Where the friendship turns to romance becomes a potential minefield. On one level, yes, this has all the problems of a Beauty and the Beast dynamic, with an innocent, sheltered girl falling for – and changing — a “bad boy” who’s angry, self-destructive, and massively resents any limits placed on his behavior. What makes it more palatable here is, firstly, the movie is realistic that its characters are in no way role models, and secondly, once she’s given some space, Patty becomes as much the aggressor/initiator in her own way as Simon. Most straight guys have at some point encountered the stalkery girl type who could be attractive but is just too weird for comfort – Skeggs’ performance, however, lets Patty become attractive without ever negating her weirdness or stalker tendencies. Realistically, we might imagine that this couple could wind up like the infamous zinesters and alleged spousal abusers Jim and Debbie Goad if they stay together later in life, but this is the movies and they can be forever young onscreen. It’s not like, say, American Beauty where you’re asked to take it all as super-profound. Their pairing, a bit like the movie itself, is punk – it’s gleefully messy, passionate, loudly played, and might end more quickly than we want it to.
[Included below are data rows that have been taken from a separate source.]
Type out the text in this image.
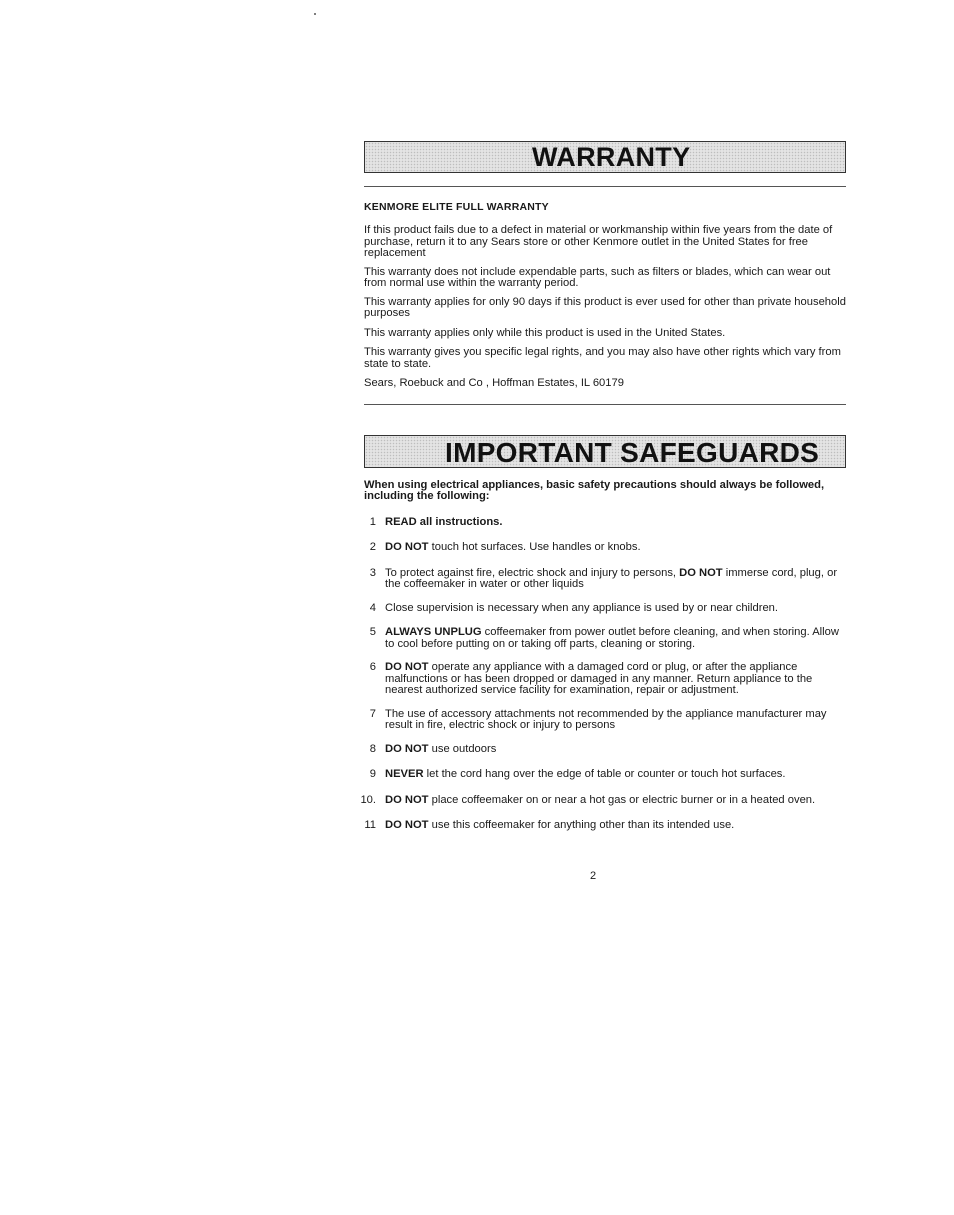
WARRANTY

KENMORE ELITE FULL WARRANTY

If this product fails due to a defect in material or workmanship within five years from the date of purchase, return it to any Sears store or other Kenmore outlet in the United States for free replacement

This warranty does not include expendable parts, such as filters or blades, which can wear out from normal use within the warranty period.

This warranty applies for only 90 days if this product is ever used for other than private household purposes

This warranty applies only while this product is used in the United States.

This warranty gives you specific legal rights, and you may also have other rights which vary from state to state.

Sears, Roebuck and Co , Hoffman Estates, IL 60179

IMPORTANT SAFEGUARDS

When using electrical appliances, basic safety precautions should always be followed, including the following:

1 READ all instructions.
2 DO NOT touch hot surfaces. Use handles or knobs.
3 To protect against fire, electric shock and injury to persons, DO NOT immerse cord, plug, or the coffeemaker in water or other liquids
4 Close supervision is necessary when any appliance is used by or near children.
5 ALWAYS UNPLUG coffeemaker from power outlet before cleaning, and when storing. Allow to cool before putting on or taking off parts, cleaning or storing.
6 DO NOT operate any appliance with a damaged cord or plug, or after the appliance malfunctions or has been dropped or damaged in any manner. Return appliance to the nearest authorized service facility for examination, repair or adjustment.
7 The use of accessory attachments not recommended by the appliance manufacturer may result in fire, electric shock or injury to persons
8 DO NOT use outdoors
9 NEVER let the cord hang over the edge of table or counter or touch hot surfaces.
10. DO NOT place coffeemaker on or near a hot gas or electric burner or in a heated oven.
11 DO NOT use this coffeemaker for anything other than its intended use.
2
Weird is good. (DINNER IN AMERICA)

Like the classic indie films it emulates, Dinner in America cannily scores fun cameos in bit parts. Lea Thompson shows up as a horny wine mom, and doesn’t even need to evoke her most famous character to sell the gag. Pat Healy and Mary Lynn Rajskub are perfection as Patty’s parents – Skeggs looks like she could really be their genetic daughter. And the soundtrack kicks – Canadian punk band Disco Assault provide Psy Ops’ tunes, while Rehmeier and Emily Skeggs co-wrote a climactic tune that’s easily the best original song written and performed for a movie this year (and maybe last as well). It’s meant to win over our hearts as it does Simon’s, and in my case at least, mission accomplished.

You’d probably be annoyed by Simon and Patty in real life. They’d definitely be bad dinner guests. But in all likelihood, you’ll emerge from the movie loving one or both.